Metadata and the Intrusive State
An anonymous reader writes with an excerpt from an intriguing article at TechDirt about the sometimes very low-tech methods of the East German Stasi. They may have been using more pencils than computers, but they were gathering information on their targets using the same kind of metadata whose significance the U.S. government has lately been downplaying: "They amassed dossiers on about one quarter of the population of the country during the Communist regime. But their spycraft — while incredibly invasive — was also technologically primitive by today's standards. While researching my book Dragnet Nation, I obtained the above hand drawn social network graph and other files from the Stasi Archive in Berlin, where German citizens can see files kept about them and media can access some files, with the names of the people who were monitored removed. The graphic shows forty-six connections, linking a target to various people (an 'aunt,' 'Operational Case Jentzsch,' presumably Bernd Jentzsch, an East German poet who defected to the West in 1976), places ('church'), and meetings ('by post, by phone, meeting in Hungary')."
Guilt by association was one of their primary tools.
I see even classic Slashdot is now pretty much unusable on dial up anymore.
At least it's not another slashvertisement, then.
Confucius say, "Find worm in apple - bad.

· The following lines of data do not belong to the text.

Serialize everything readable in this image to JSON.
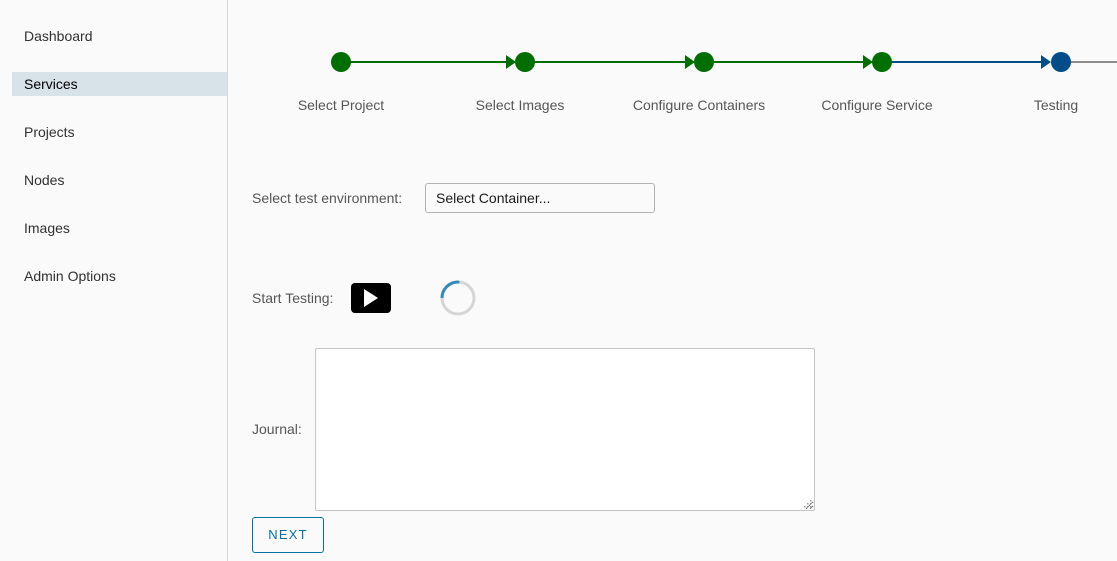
{
  "sidebar": {
    "items": [
      {
        "label": "Dashboard",
        "active": false
      },
      {
        "label": "Services",
        "active": true
      },
      {
        "label": "Projects",
        "active": false
      },
      {
        "label": "Nodes",
        "active": false
      },
      {
        "label": "Images",
        "active": false
      },
      {
        "label": "Admin Options",
        "active": false
      }
    ]
  },
  "stepper": {
    "steps": [
      {
        "label": "Select Project",
        "status": "complete"
      },
      {
        "label": "Select Images",
        "status": "complete"
      },
      {
        "label": "Configure Containers",
        "status": "complete"
      },
      {
        "label": "Configure Service",
        "status": "complete"
      },
      {
        "label": "Testing",
        "status": "current"
      }
    ],
    "colors": {
      "complete": "#006e00",
      "current": "#004d8a",
      "pending": "#8c8c8c"
    }
  },
  "form": {
    "environment_label": "Select test environment:",
    "environment_value": "Select Container...",
    "start_label": "Start Testing:",
    "start_icon": "play-icon",
    "spinner_icon": "loading-spinner-icon",
    "journal_label": "Journal:",
    "journal_value": "",
    "next_label": "NEXT"
  }
}
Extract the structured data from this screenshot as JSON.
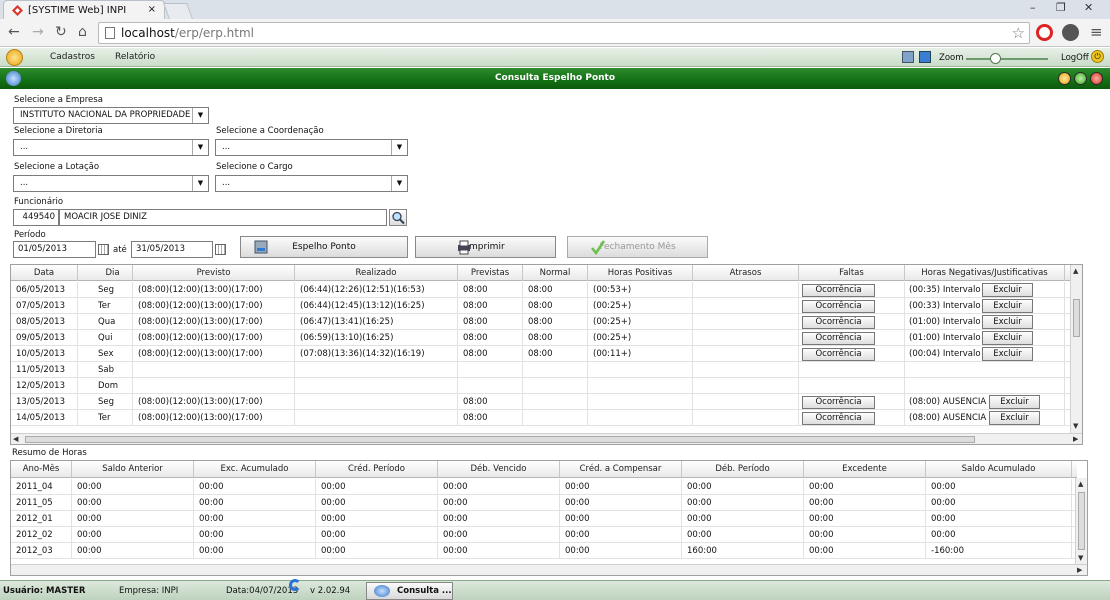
{
  "browser": {
    "tab_title": "[SYSTIME Web] INPI",
    "tab_close": "×",
    "url_host": "localhost",
    "url_path": "/erp/erp.html",
    "win_minimize": "–",
    "win_restore": "❐",
    "win_close": "✕"
  },
  "menubar": {
    "items": [
      "Cadastros",
      "Relatório"
    ],
    "zoom_label": "Zoom",
    "zoom_level": 0.35,
    "logoff_label": "LogOff"
  },
  "window": {
    "title": "Consulta Espelho Ponto"
  },
  "form": {
    "empresa_label": "Selecione a Empresa",
    "empresa_value": "INSTITUTO NACIONAL DA PROPRIEDADE",
    "diretoria_label": "Selecione a Diretoria",
    "diretoria_value": "...",
    "coordenacao_label": "Selecione a Coordenação",
    "coordenacao_value": "...",
    "lotacao_label": "Selecione a Lotação",
    "lotacao_value": "...",
    "cargo_label": "Selecione o Cargo",
    "cargo_value": "...",
    "funcionario_label": "Funcionário",
    "funcionario_id": "449540",
    "funcionario_nome": "MOACIR JOSE DINIZ",
    "periodo_label": "Período",
    "data_inicio": "01/05/2013",
    "ate_label": "até",
    "data_fim": "31/05/2013",
    "btn_espelho": "Espelho Ponto",
    "btn_imprimir": "Imprimir",
    "btn_fechamento": "Fechamento Mês"
  },
  "grid1": {
    "headers": [
      "Data",
      "Dia",
      "Previsto",
      "Realizado",
      "Previstas",
      "Normal",
      "Horas Positivas",
      "Atrasos",
      "Faltas",
      "Horas Negativas/Justificativas"
    ],
    "occ_label": "Ocorrência",
    "exc_label": "Excluir",
    "rows": [
      {
        "data": "06/05/2013",
        "dia": "Seg",
        "previsto": "(08:00)(12:00)(13:00)(17:00)",
        "realizado": "(06:44)(12:26)(12:51)(16:53)",
        "previstas": "08:00",
        "normal": "08:00",
        "positivas": "(00:53+)",
        "atrasos": "",
        "neg": "(00:35) Intervalo"
      },
      {
        "data": "07/05/2013",
        "dia": "Ter",
        "previsto": "(08:00)(12:00)(13:00)(17:00)",
        "realizado": "(06:44)(12:45)(13:12)(16:25)",
        "previstas": "08:00",
        "normal": "08:00",
        "positivas": "(00:25+)",
        "atrasos": "",
        "neg": "(00:33) Intervalo"
      },
      {
        "data": "08/05/2013",
        "dia": "Qua",
        "previsto": "(08:00)(12:00)(13:00)(17:00)",
        "realizado": "(06:47)(13:41)(16:25)",
        "previstas": "08:00",
        "normal": "08:00",
        "positivas": "(00:25+)",
        "atrasos": "",
        "neg": "(01:00) Intervalo"
      },
      {
        "data": "09/05/2013",
        "dia": "Qui",
        "previsto": "(08:00)(12:00)(13:00)(17:00)",
        "realizado": "(06:59)(13:10)(16:25)",
        "previstas": "08:00",
        "normal": "08:00",
        "positivas": "(00:25+)",
        "atrasos": "",
        "neg": "(01:00) Intervalo"
      },
      {
        "data": "10/05/2013",
        "dia": "Sex",
        "previsto": "(08:00)(12:00)(13:00)(17:00)",
        "realizado": "(07:08)(13:36)(14:32)(16:19)",
        "previstas": "08:00",
        "normal": "08:00",
        "positivas": "(00:11+)",
        "atrasos": "",
        "neg": "(00:04) Intervalo"
      },
      {
        "data": "11/05/2013",
        "dia": "Sab",
        "previsto": "",
        "realizado": "",
        "previstas": "",
        "normal": "",
        "positivas": "",
        "atrasos": "",
        "neg": ""
      },
      {
        "data": "12/05/2013",
        "dia": "Dom",
        "previsto": "",
        "realizado": "",
        "previstas": "",
        "normal": "",
        "positivas": "",
        "atrasos": "",
        "neg": ""
      },
      {
        "data": "13/05/2013",
        "dia": "Seg",
        "previsto": "(08:00)(12:00)(13:00)(17:00)",
        "realizado": "",
        "previstas": "08:00",
        "normal": "",
        "positivas": "",
        "atrasos": "",
        "neg": "(08:00) AUSENCIA"
      },
      {
        "data": "14/05/2013",
        "dia": "Ter",
        "previsto": "(08:00)(12:00)(13:00)(17:00)",
        "realizado": "",
        "previstas": "08:00",
        "normal": "",
        "positivas": "",
        "atrasos": "",
        "neg": "(08:00) AUSENCIA"
      }
    ]
  },
  "resumo": {
    "label": "Resumo de Horas",
    "headers": [
      "Ano-Mês",
      "Saldo Anterior",
      "Exc. Acumulado",
      "Créd. Período",
      "Déb. Vencido",
      "Créd. a Compensar",
      "Déb. Período",
      "Excedente",
      "Saldo Acumulado"
    ],
    "rows": [
      [
        "2011_04",
        "00:00",
        "00:00",
        "00:00",
        "00:00",
        "00:00",
        "00:00",
        "00:00",
        "00:00"
      ],
      [
        "2011_05",
        "00:00",
        "00:00",
        "00:00",
        "00:00",
        "00:00",
        "00:00",
        "00:00",
        "00:00"
      ],
      [
        "2012_01",
        "00:00",
        "00:00",
        "00:00",
        "00:00",
        "00:00",
        "00:00",
        "00:00",
        "00:00"
      ],
      [
        "2012_02",
        "00:00",
        "00:00",
        "00:00",
        "00:00",
        "00:00",
        "00:00",
        "00:00",
        "00:00"
      ],
      [
        "2012_03",
        "00:00",
        "00:00",
        "00:00",
        "00:00",
        "00:00",
        "160:00",
        "00:00",
        "-160:00"
      ]
    ]
  },
  "status": {
    "usuario": "Usuário: MASTER",
    "empresa": "Empresa: INPI",
    "data": "Data:04/07/2013",
    "versao": "v 2.02.94",
    "task": "Consulta ..."
  }
}
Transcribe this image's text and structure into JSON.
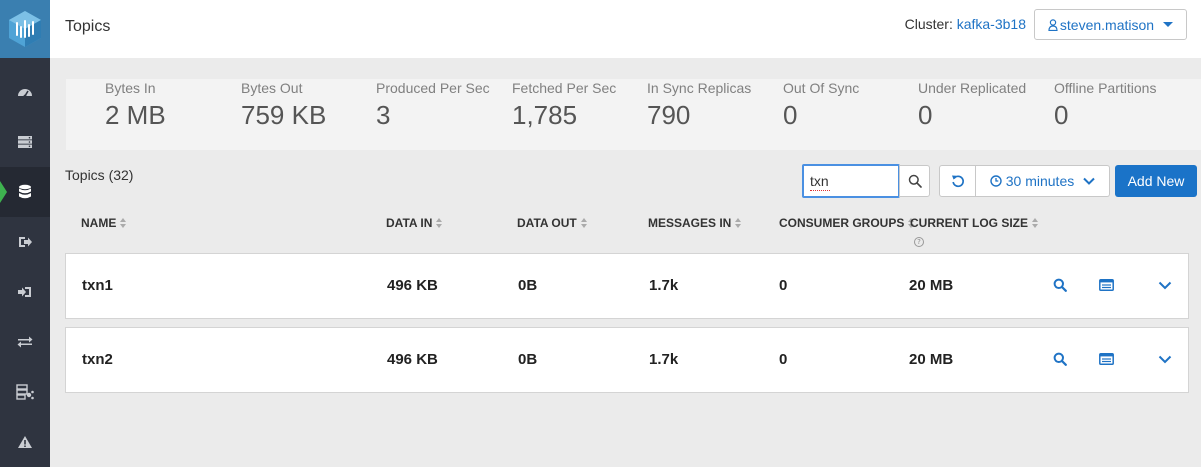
{
  "header": {
    "title": "Topics",
    "cluster_label": "Cluster:",
    "cluster_name": "kafka-3b18",
    "user": "steven.matison"
  },
  "sidebar": {
    "items": [
      {
        "icon": "dashboard-icon"
      },
      {
        "icon": "brokers-icon"
      },
      {
        "icon": "topics-icon",
        "active": true
      },
      {
        "icon": "producers-icon"
      },
      {
        "icon": "consumers-icon"
      },
      {
        "icon": "replication-icon"
      },
      {
        "icon": "data-explorer-icon"
      },
      {
        "icon": "alerts-icon"
      }
    ]
  },
  "metrics": [
    {
      "label": "Bytes In",
      "value": "2 MB"
    },
    {
      "label": "Bytes Out",
      "value": "759 KB"
    },
    {
      "label": "Produced Per Sec",
      "value": "3"
    },
    {
      "label": "Fetched Per Sec",
      "value": "1,785"
    },
    {
      "label": "In Sync Replicas",
      "value": "790"
    },
    {
      "label": "Out Of Sync",
      "value": "0"
    },
    {
      "label": "Under Replicated",
      "value": "0"
    },
    {
      "label": "Offline Partitions",
      "value": "0"
    }
  ],
  "toolbar": {
    "topics_count": "Topics (32)",
    "search_value": "txn",
    "time_range": "30 minutes",
    "add_label": "Add New"
  },
  "table": {
    "columns": [
      "NAME",
      "DATA IN",
      "DATA OUT",
      "MESSAGES IN",
      "CONSUMER GROUPS",
      "CURRENT LOG SIZE"
    ],
    "help_glyph": "?",
    "rows": [
      {
        "name": "txn1",
        "data_in": "496 KB",
        "data_out": "0B",
        "messages_in": "1.7k",
        "consumer_groups": "0",
        "log_size": "20 MB"
      },
      {
        "name": "txn2",
        "data_in": "496 KB",
        "data_out": "0B",
        "messages_in": "1.7k",
        "consumer_groups": "0",
        "log_size": "20 MB"
      }
    ]
  },
  "colors": {
    "accent": "#1f73c5",
    "sidebar": "#2f3440",
    "active_marker": "#3eb24f",
    "primary_button": "#1a73c8"
  }
}
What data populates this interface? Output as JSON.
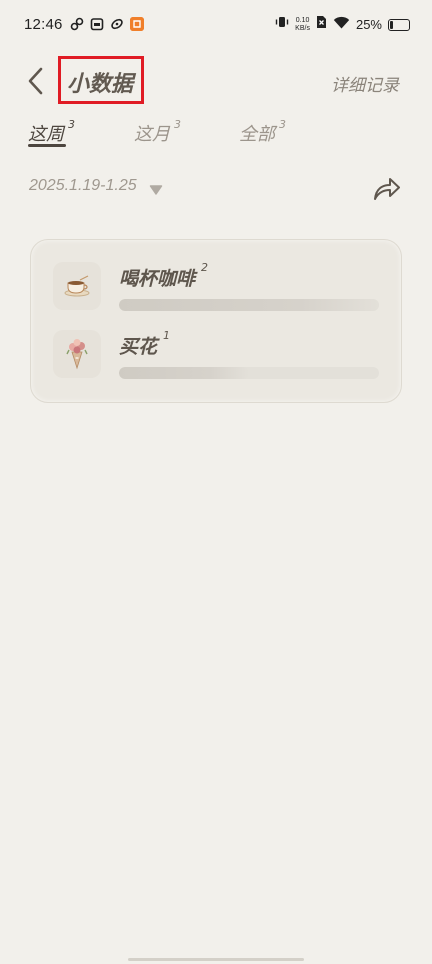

Find half a worm - worse."
There is a great movie that came out in 2006 called "The Lives of Others" that provides an account of the practices of the Stasi. It may not have been completely accurate, but its nevertheless a good insight into what it was like and a great movie overall.
Assuming we even believe it's just metadata being gathered - what informed citizen actually believes it's a non-concern?
http://www.google.com/dashboar... draws a much more accurate depiction of every espect of my life, and it's just one piece of paper away from the government. Today the stasi espions would be unemployed.
Obama. Obama says we should not be concerned that the NSA is collecting all our metadata.
Merry Old England would have rounded up the Founding Fathers using "just metadata" (who called whom, and when) and therefore they would have forbidden its collection to government without a proper warrant.
The US concept of The People forming a government inherently distrusts those in power, so specifically grants limited powers. It's not a case of "well, WE will use it right!". The power itself is what's wrong.
(-1: Post disagrees with my already-settled worldview) is not a valid mod option.
http://kieranhealy.org/blog/ar...
Fisted's law: when you compare a practice to the East German Stasi and your opponent thinks you're talking about Nazi Germany, your opponent is too young to know better. Aren't they cute?
Here's a simple walkthrough of how easy social graph analysis is which demonstrates how invasive metadata is.
I think this completely nails the real agenda with the NSA.
The status quo abuse by Multinationals to reduce labor costs and resource expenditures requires a guarantee that "we the people" don't get in the way of their agenda.
The NSA is designed so that "no Founding Fathers" can ever spring up again in the USA.
I'm waiting for some genetic engineering to make a more complacent America. Likely it won't be all bad -- your "calm genes" will also help you be "Roundup Ready". The poisons that take out trouble-making Americans and weeds won't be hurting you as much.
>>"ad space available -- low rates!!!"
I think by that logic, you could also argue that the Magna Carta was bad.
It's quite possible that the more enlightened practices employed on the later colonial separations were influenced by both the example of what could happen when their separation was forbidden and by the model documents that the American revolution brought into being.
The flip side of that will be . . . Reavers.